Date climbed: September 26, 2014
Elevation: 14,157 Ft
Climbing Partners: Mom & dad
This being only my seventh 14er, I was a little intimidated by the reputation of Sneffels. The climbing didn't seem too intense, but the rockfall sounded horrendous. However, like it or not, it had to be done if I were to continue my journey along the 14ers.
Luckily, I grew up hiking, backpacking, and four wheeling these mountains, so my parents were eager to join. The drive up was an adventure in itself; so much so, that many of the hikers without capable vehicles had to hike the road rather than drive it.
This was one of the most beautiful basins I had explored to date. Every direction was hemmed in by rugged peaks, all of them a challenge, yet somehow calling to be climbed. At that point in time, I had no intentions of going beyond summer hiking and scrambling. Little did I know the skills and hobbies I would pick up along the way as I completed my quest to climb all of Colorado's 14ers. Of course now I look back, hoping to recover quick enough to one day climb Teakettle and ski the Snake.
The hike to the base of Lavender Couloir was a bit loose, but straightforward. In fact, the hike up the couloir itself wasn't too bad, just a bit tedious. It was the hike down that would demolish my knees. After slow but steady progress, we finally made the saddle. Both sides offered stunning views, although the route ahead looked loose and challenging.

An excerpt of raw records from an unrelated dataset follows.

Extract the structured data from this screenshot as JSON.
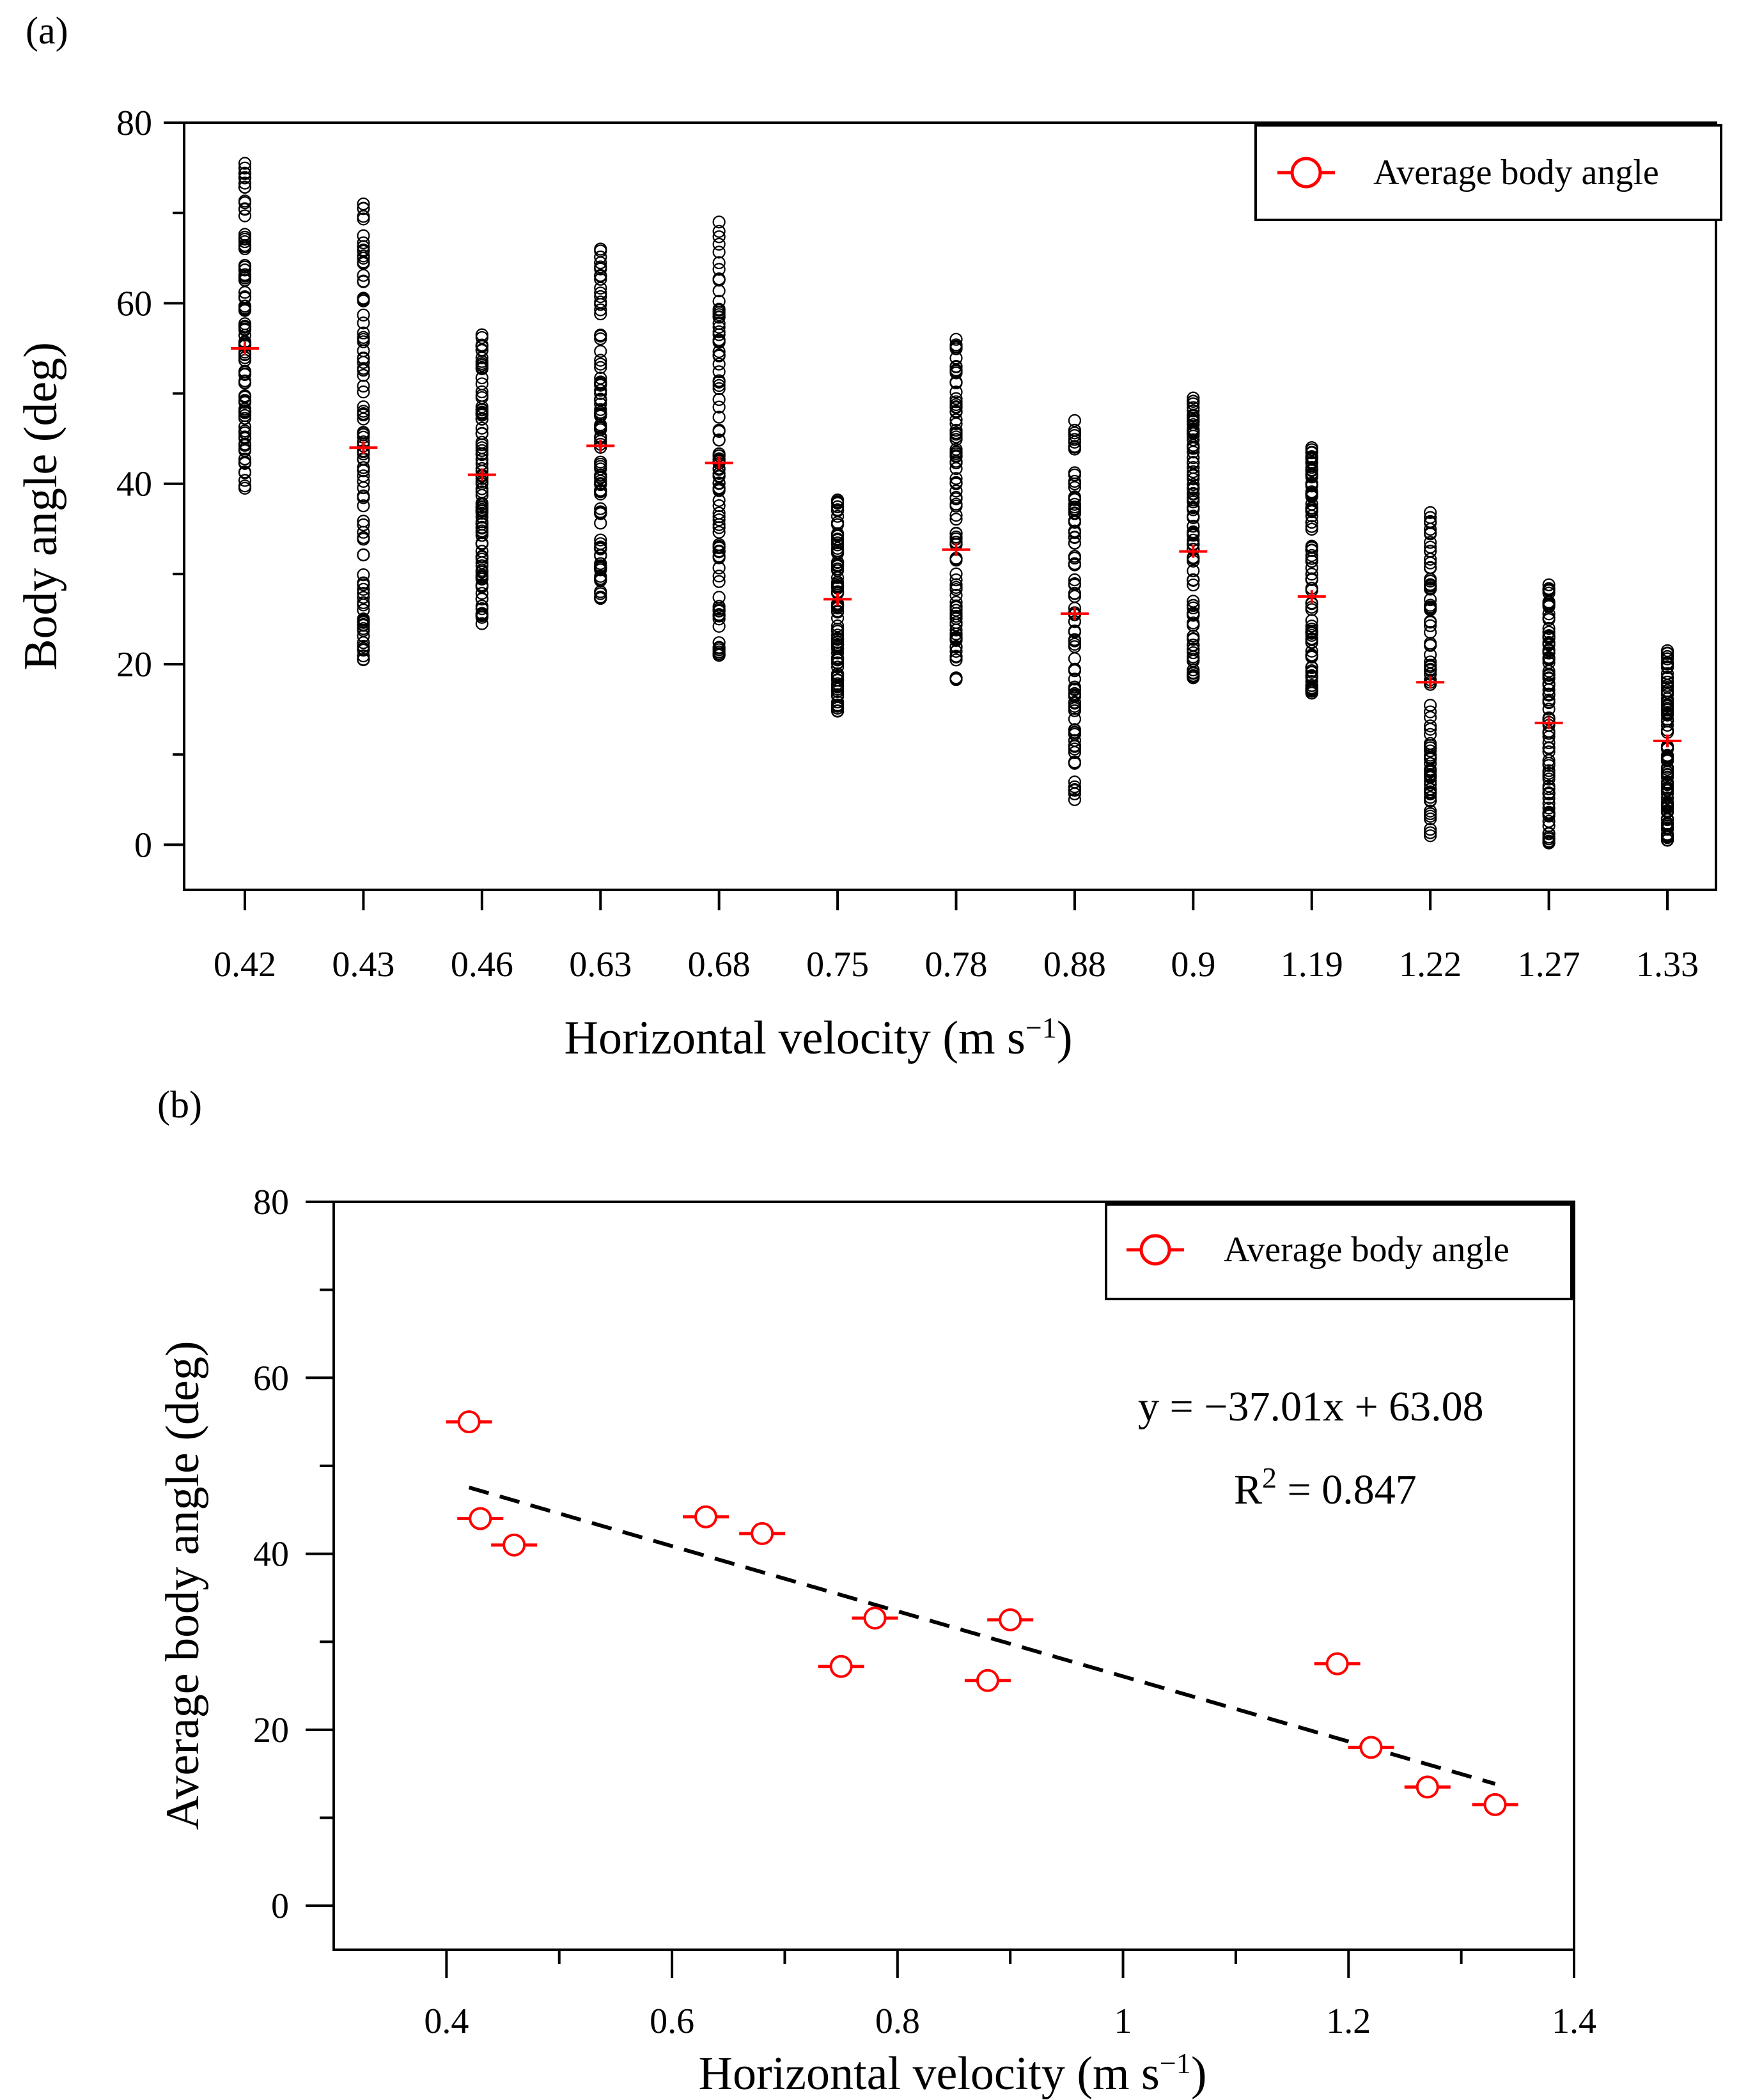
{
  "chart_data": [
    {
      "type": "scatter",
      "panel_label": "(a)",
      "xlabel_main": "Horizontal velocity (m s",
      "xlabel_sup": "−1",
      "xlabel_end": ")",
      "ylabel": "Body angle (deg)",
      "categories": [
        "0.42",
        "0.43",
        "0.46",
        "0.63",
        "0.68",
        "0.75",
        "0.78",
        "0.88",
        "0.9",
        "1.19",
        "1.22",
        "1.27",
        "1.33"
      ],
      "ylim": [
        -5,
        80
      ],
      "yticks": [
        "0",
        "20",
        "40",
        "60",
        "80"
      ],
      "raw_ranges": [
        [
          39.5,
          75.5
        ],
        [
          20.5,
          71
        ],
        [
          24.5,
          56.5
        ],
        [
          27.3,
          66
        ],
        [
          21,
          69
        ],
        [
          14.8,
          38.2
        ],
        [
          18.3,
          56
        ],
        [
          5,
          47
        ],
        [
          18.5,
          49.5
        ],
        [
          16.8,
          44
        ],
        [
          1,
          36.8
        ],
        [
          0.2,
          28.8
        ],
        [
          0.5,
          21.5
        ]
      ],
      "series": [
        {
          "name": "Average body angle",
          "color": "#ff0000",
          "values": [
            55,
            44,
            41,
            44.2,
            42.3,
            27.2,
            32.7,
            25.6,
            32.5,
            27.5,
            18,
            13.5,
            11.5
          ]
        }
      ],
      "legend_label": "Average body angle",
      "legend_position": "top-right"
    },
    {
      "type": "scatter",
      "panel_label": "(b)",
      "xlabel_main": "Horizontal velocity (m s",
      "xlabel_sup": "−1",
      "xlabel_end": ")",
      "ylabel": "Average body angle (deg)",
      "xlim": [
        0.3,
        1.4
      ],
      "ylim": [
        -5,
        80
      ],
      "xticks": [
        "0.4",
        "0.6",
        "0.8",
        "1",
        "1.2",
        "1.4"
      ],
      "yticks": [
        "0",
        "20",
        "40",
        "60",
        "80"
      ],
      "series": [
        {
          "name": "Average body angle",
          "color": "#ff0000",
          "x": [
            0.42,
            0.43,
            0.46,
            0.63,
            0.68,
            0.75,
            0.78,
            0.88,
            0.9,
            1.19,
            1.22,
            1.27,
            1.33
          ],
          "y": [
            55,
            44,
            41,
            44.2,
            42.3,
            27.2,
            32.7,
            25.6,
            32.5,
            27.5,
            18,
            13.5,
            11.5
          ]
        }
      ],
      "fit": {
        "slope": -37.01,
        "intercept": 63.08,
        "x_range": [
          0.42,
          1.33
        ]
      },
      "equation_text": "y = −37.01x + 63.08",
      "r2_main": "R",
      "r2_sup": "2",
      "r2_value": " = 0.847",
      "legend_label": "Average body angle",
      "legend_position": "top-right"
    }
  ]
}
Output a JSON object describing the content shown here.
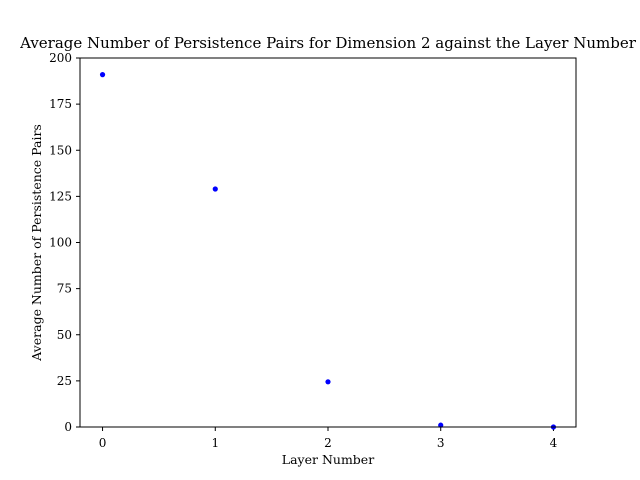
{
  "chart_data": {
    "type": "scatter",
    "title": "Average Number of Persistence Pairs for Dimension 2 against the Layer Number",
    "xlabel": "Layer Number",
    "ylabel": "Average Number of Persistence Pairs",
    "xlim": [
      -0.2,
      4.2
    ],
    "ylim": [
      0,
      200
    ],
    "xticks": [
      0,
      1,
      2,
      3,
      4
    ],
    "yticks": [
      0,
      25,
      50,
      75,
      100,
      125,
      150,
      175,
      200
    ],
    "grid": false,
    "legend": "none",
    "series": [
      {
        "color": "#0000ff",
        "marker": "dot",
        "x": [
          0,
          1,
          2,
          3,
          4
        ],
        "y": [
          191,
          129,
          24.5,
          1,
          0
        ]
      }
    ]
  }
}
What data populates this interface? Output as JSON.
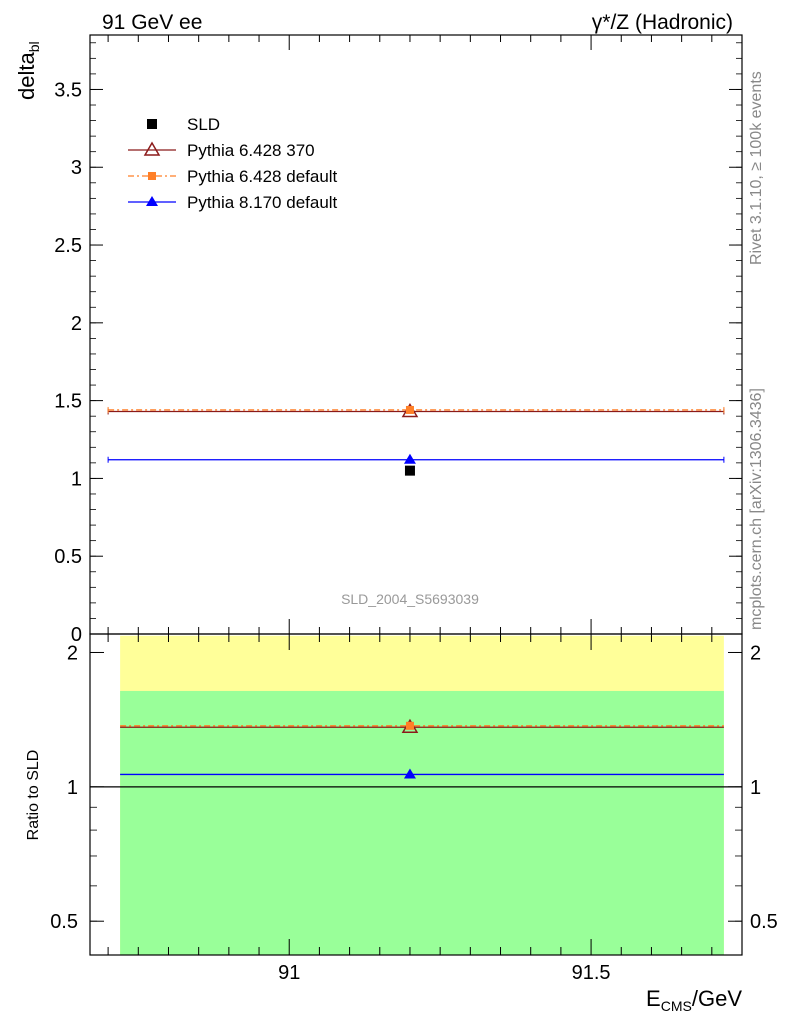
{
  "header": {
    "left": "91 GeV ee",
    "right": "γ*/Z (Hadronic)"
  },
  "side_text": {
    "rivet": "Rivet 3.1.10, ≥ 100k events",
    "mcplots": "mcplots.cern.ch [arXiv:1306.3436]"
  },
  "watermark": "SLD_2004_S5693039",
  "colors": {
    "sld": "#000000",
    "p6_370": "#8b1a1a",
    "p6_default": "#ff7f27",
    "p8_default": "#0000ff",
    "band_outer": "#ffff99",
    "band_inner": "#99ff99"
  },
  "chart_data": [
    {
      "type": "scatter",
      "panel": "main",
      "ylabel_main": "delta",
      "ylabel_sub": "bl",
      "xlim": [
        90.67,
        91.75
      ],
      "ylim": [
        0,
        3.85
      ],
      "yticks": [
        "0",
        "0.5",
        "1",
        "1.5",
        "2",
        "2.5",
        "3",
        "3.5"
      ],
      "ytick_values": [
        0,
        0.5,
        1,
        1.5,
        2,
        2.5,
        3,
        3.5
      ],
      "x_range": [
        90.7,
        91.72
      ],
      "x_center": 91.2,
      "series": [
        {
          "key": "sld",
          "name": "SLD",
          "marker": "square",
          "x": 91.2,
          "y": 1.05,
          "err": 0.0
        },
        {
          "key": "p6_370",
          "name": "Pythia 6.428 370",
          "marker": "triangle-open",
          "x": 91.2,
          "y": 1.43
        },
        {
          "key": "p6_default",
          "name": "Pythia 6.428 default",
          "marker": "square-small",
          "x": 91.2,
          "y": 1.44
        },
        {
          "key": "p8_default",
          "name": "Pythia 8.170 default",
          "marker": "triangle",
          "x": 91.2,
          "y": 1.12
        }
      ],
      "legend_position": "top-left"
    },
    {
      "type": "scatter",
      "panel": "ratio",
      "ylabel": "Ratio to SLD",
      "log_y": true,
      "ylim": [
        0.42,
        2.2
      ],
      "yticks": [
        "0.5",
        "1",
        "2"
      ],
      "ytick_values": [
        0.5,
        1,
        2
      ],
      "band_outer": [
        0.42,
        2.18
      ],
      "band_inner": [
        0.42,
        1.64
      ],
      "series": [
        {
          "key": "p6_370",
          "name": "Pythia 6.428 370",
          "y": 1.36
        },
        {
          "key": "p6_default",
          "name": "Pythia 6.428 default",
          "y": 1.37
        },
        {
          "key": "p8_default",
          "name": "Pythia 8.170 default",
          "y": 1.066
        }
      ],
      "xticks": [
        "91",
        "91.5"
      ],
      "xtick_values": [
        91,
        91.5
      ],
      "xlabel_main": "E",
      "xlabel_sub": "CMS",
      "xlabel_tail": "/GeV"
    }
  ]
}
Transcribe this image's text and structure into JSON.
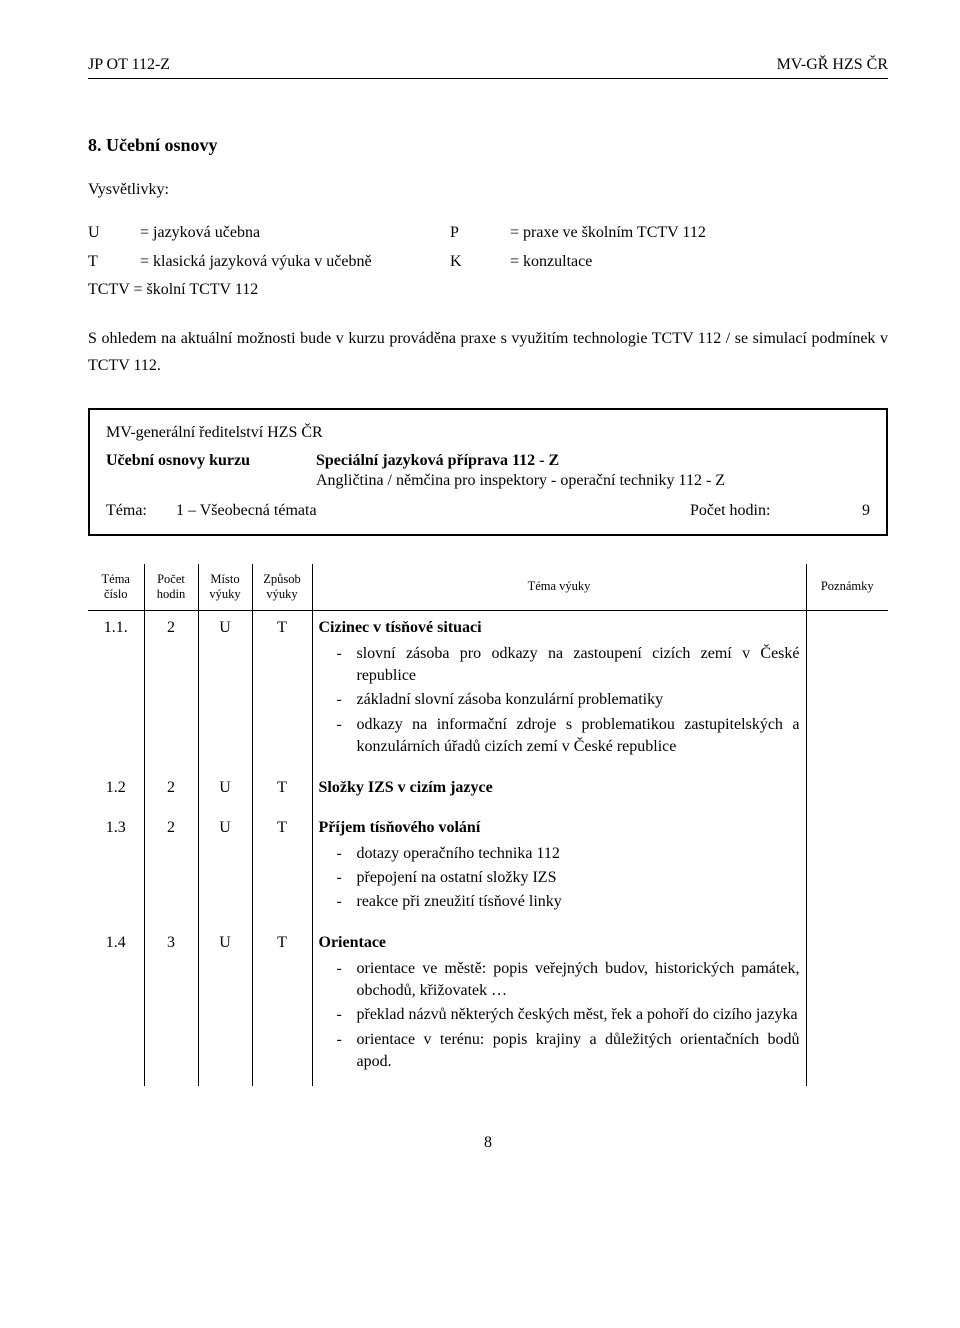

As we began hiking up the second gully toward the summit, I was glad to have a helmet. With a half dozen climbers above us, I became a little nervous they would kick something down on us. I knew of a small path off to the left that was a little more exposed, but had a lot less overhead danger. I called out to my parents to hang left at the small notch. Once in the notch, the climbing became more difficult, but not quite as loose.
The last bit of the sneak was a little taller and required more class three moves (hand over feet) as opposed to crawling. At this point, I let my dad pass me so I could help my mom. At this point, my mom turned around, feeling that she could not make it up the small step. She opted to go back out into the gully and try from the normal notch. I was nervous to have her out of sight, but I figured she'd grown up in Colorado and would have no problems (honestly, she could've made this little scramble too).
Focusing back on the route ahead, I called out to dad from around the corner to see if the route leads to the summit. He called back that it did, and so I continued up and around. Shockingly, we were only a coupe hundred feet from the top, where we saw two other climbers waiting for us. We made quick progress across the slightly exposed face and up to the summit where the others congratulated us.
One of the hikers had recently made a trip up Wilson Peak (my parents' first 14er) and he shared a story of a crazed miner who apparently shewed him off the trail with a sawed off shotgun. To this day, I still don't understand where this hiker would have been that this would have happened, although my guess is he probably took the private road which leads into Rock of Ages (thankfully, this would not be our experience when I finished my 14ers). The second hiker had recently completed a race from Telluride over Imogene Pass into Ouray. I was intimidated by their experience, but the competitive side of me wanted to surpass their experiences. Years later, I still have my competitive side, which has probably helped me to experience some of the harder challenges found in Colorado, but I now see this competitiveness as being toward nature rather than other climbers and hikers.
After signing the summit register, down we went. Mom had still not made it up yet, so I was a little anxious to find her.
We took the standard route down, as none of the climbers we had seen above us on the way up seemed to have made it up. After a short travers across a ridge, we down climbed out of a small v-notch onto the top of the gully mom had ascended. A few hundred feet below I could see mom looking up at us, waiting for dad and I to join her. Apparently, upon arriving at this notch, mom had felt she was unable to continue, so she turned around and descended, assuming we would catch up to her.
The hike down the gully was slow, but steady. Once at the top of the Lavender Couloir, however, the descent became much tougher as the large boulders were replaced with small, marble sized rocks and dirt that would slide with every step. After falling on my butt a dozen times, I decided just to slide on my feet with my knees bent (the worst decision I could possibly make). Yes, I didn't fall anymore, but by the time I reached flat ground, my knees were screaming at me in a way I hadn't felt since my basketball days. They would be this way for about a week, and I took that lesson to heart.
Once back at the four wheelers, we saddled up, and did some more riding to finish out the day, visiting Governor Basin (where I spied Medotta Peak, now one of the top ski descents on my bucketlist). The ride out was fun and we wrapped up the day with a visit to Ouray Brewery. I was thankful to have parents who had introduced me to southwest Colorado when I was young. Looking back, this played a huge role in where I decided to go to college (Colorado Christian University), which inevitably led to my continued love for the mountains. Seven down, many more to come!